Re: Taking a position on anti-patent licenses
Josh Triplett <email@example.com> wrote:
> MJ Ray wrote:
> > My main argument for not mixing them is that most of these terms
> > seem extend software patents into places which don't have them
> > yet, but do have software copyright. [...]
> That seems like a reasonable argument. However, I don't see how these
> clauses would cause a problem for people in
> non-software-patent-afflicted areas. It seems like the only way these
> clauses could affect you would be if you sued someone using the software
> because they infringed your software patent.
These licences are not normally so considerate as to limit
themselves to swpat claims. Even the RPSL, which seems one of
the less offensive ones, says "any patent". I wouldn't mind so
much if I only lost patent permission that I didn't need anyway.
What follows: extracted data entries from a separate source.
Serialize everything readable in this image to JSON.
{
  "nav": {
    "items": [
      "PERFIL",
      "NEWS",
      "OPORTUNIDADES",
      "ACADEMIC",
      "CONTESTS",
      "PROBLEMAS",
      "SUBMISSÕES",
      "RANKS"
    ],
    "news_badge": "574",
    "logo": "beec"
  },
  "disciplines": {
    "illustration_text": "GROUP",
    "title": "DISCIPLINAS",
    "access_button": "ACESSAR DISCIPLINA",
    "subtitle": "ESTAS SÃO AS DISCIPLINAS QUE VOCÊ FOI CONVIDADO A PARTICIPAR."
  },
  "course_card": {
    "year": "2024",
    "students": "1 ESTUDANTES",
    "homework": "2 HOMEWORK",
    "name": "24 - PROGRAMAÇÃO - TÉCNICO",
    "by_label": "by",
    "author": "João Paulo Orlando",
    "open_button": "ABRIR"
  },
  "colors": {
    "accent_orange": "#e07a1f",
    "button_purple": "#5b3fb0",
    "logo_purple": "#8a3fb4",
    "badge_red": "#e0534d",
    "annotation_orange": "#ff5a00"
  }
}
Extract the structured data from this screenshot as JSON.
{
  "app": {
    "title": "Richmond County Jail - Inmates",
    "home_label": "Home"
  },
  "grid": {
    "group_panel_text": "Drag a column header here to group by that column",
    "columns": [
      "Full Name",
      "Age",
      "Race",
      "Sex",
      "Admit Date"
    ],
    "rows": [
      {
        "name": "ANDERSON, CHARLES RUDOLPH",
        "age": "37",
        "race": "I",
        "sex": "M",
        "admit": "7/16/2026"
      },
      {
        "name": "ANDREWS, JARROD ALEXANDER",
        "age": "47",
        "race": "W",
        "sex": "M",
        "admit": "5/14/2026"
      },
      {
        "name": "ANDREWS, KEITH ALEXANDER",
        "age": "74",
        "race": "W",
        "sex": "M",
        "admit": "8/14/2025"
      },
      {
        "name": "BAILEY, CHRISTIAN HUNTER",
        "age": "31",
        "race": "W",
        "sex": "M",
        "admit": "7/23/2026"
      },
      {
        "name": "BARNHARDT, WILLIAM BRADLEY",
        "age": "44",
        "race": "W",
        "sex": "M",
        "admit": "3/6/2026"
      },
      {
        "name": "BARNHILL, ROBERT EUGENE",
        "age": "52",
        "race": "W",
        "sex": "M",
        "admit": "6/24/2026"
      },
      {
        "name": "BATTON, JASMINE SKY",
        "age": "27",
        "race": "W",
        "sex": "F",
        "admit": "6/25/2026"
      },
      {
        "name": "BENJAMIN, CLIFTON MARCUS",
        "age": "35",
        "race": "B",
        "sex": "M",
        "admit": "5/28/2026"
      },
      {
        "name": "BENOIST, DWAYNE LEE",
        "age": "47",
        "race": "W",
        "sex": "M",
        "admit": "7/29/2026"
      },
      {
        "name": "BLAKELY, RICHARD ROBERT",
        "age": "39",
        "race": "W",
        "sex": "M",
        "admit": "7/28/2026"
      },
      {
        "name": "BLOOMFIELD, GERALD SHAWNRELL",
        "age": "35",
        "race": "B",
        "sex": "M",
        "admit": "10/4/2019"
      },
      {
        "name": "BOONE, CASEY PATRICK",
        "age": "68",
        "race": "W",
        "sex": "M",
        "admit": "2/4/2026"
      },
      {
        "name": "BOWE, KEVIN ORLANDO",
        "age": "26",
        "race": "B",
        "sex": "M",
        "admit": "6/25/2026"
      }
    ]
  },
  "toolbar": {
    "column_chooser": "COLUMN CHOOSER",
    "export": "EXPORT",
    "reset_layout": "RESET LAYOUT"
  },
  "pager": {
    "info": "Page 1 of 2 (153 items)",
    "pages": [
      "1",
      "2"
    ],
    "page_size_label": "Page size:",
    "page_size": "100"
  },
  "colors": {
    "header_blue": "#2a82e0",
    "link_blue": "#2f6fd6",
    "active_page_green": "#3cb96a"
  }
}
There's also the simpler objection of having to check all these
patent-copyright interactions for new problems. We've not done
much work on that, mainly because it's so unclear still. Having
them split is a lot easier for all.
> If you are in a
> non-swpat-afflicted area, then either 1) you have no such patents to sue
> with, or 2) you would use another legal jurisdiction for the suit, in
> which you do hold such patents. In the former case, the clause doesn't
> affect you, and in the latter case, we aren't talking about the
> swpat-free jurisdiction.
In the latter case, I lose the copyright licence in my home
jurisdiction too. An offensive patenter could sue my US
branch about some patent and the branch uses some patent
(either obtained or a patent not used for software at home)
to help defend it... it's not hard to see possible ways for
interactions to go cross-border, thanks to the Berne Union. :-(
My Opinion Only: see http://people.debian.org/~mjr/
Subscribed to this list. No need to Cc, thanks.